Ecole Boreale has 55 students in Grades 1-7, of whom four are defined by the school as non-rightholders.

The facility could take up to 20 per cent non-rightholders.

A new Ecole Boreale, which will accommodate up to 120 students, is currently under construction next to the existing school.

Gerard Lavigne, superintendent of the Commission Scolaire Francophone, says only one or two non-rightholders are admitted each year. "We're not talking about a large number."

In fact, he notes more rightholders attend English-language schools in Hay River. "That's a parental decision and one we don't question."

Lavigne rejects the DEA opinion there is competition for students.

"I don't accept their reasoning for not holding joint events like a science fair."

In previous years, Ecole Boreale teachers have helped plan the fair and the school's parents have been judges.

"From my perspective, I think they're adults making decisions for kids for reasons that don't involve kids.

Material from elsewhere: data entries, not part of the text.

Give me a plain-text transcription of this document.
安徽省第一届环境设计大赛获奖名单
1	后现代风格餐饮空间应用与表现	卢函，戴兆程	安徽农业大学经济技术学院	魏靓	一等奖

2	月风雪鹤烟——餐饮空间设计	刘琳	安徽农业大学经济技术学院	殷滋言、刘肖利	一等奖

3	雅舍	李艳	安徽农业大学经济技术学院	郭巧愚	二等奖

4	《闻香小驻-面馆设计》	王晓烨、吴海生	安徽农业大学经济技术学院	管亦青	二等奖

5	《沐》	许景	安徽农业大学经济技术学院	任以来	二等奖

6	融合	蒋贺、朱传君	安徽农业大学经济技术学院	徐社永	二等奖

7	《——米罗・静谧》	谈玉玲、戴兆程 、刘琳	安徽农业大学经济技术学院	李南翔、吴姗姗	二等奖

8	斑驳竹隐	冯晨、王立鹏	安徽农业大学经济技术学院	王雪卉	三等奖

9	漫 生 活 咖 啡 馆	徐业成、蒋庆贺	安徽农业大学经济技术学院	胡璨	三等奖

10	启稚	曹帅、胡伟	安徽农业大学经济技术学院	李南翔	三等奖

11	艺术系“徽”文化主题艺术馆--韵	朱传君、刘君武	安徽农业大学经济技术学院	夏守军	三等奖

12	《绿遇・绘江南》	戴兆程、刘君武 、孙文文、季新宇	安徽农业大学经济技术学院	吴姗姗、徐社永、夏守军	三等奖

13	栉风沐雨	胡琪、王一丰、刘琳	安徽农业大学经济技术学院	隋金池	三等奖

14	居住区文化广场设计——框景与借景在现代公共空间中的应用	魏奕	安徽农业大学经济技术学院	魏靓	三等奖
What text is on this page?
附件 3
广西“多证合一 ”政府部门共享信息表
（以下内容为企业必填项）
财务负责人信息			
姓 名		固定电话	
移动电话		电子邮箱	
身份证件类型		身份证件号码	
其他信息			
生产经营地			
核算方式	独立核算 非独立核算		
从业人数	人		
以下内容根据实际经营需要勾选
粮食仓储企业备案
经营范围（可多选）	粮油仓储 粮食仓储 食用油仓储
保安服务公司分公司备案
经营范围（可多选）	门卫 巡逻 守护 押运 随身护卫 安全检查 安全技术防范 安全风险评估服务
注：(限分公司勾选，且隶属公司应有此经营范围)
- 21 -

They're political reasons, not educational reasons."

Lavigne won't go as far as to say there is prejudice against the French-language school, and accepts the DEA's explanation of the ban at face value. "I have no other basis to make any other conclusion."

Ecole Boreale principal Lorraine Taillefer is disappointed by the DEA decision.

"My reaction when I first heard it was I was shocked," she says. "It did not make any sense to me."

Ecole Boreale students are still able to participate in science fairs at the Hay River Reserve school and at the French-language school in Yellowknife.

Ecole Boreale students say they will take their projects elsewhere.

"I was (sad) in the beginning, but now I'm not, because there's other science fairs we can go to," says 10-year-old Ilona Gyapay, who was an award winner at past PA science fairs.

Krista Painchaud and Alexis Miller, both 10, say they will still go to the PA science fair to see the projects, because they learned a lot at previous fairs.NNSL file photo

Last year, Ecole Boreale students - including Nicole Desautels and Connor Goudreau - participated in the Princess Alexandra School science fair.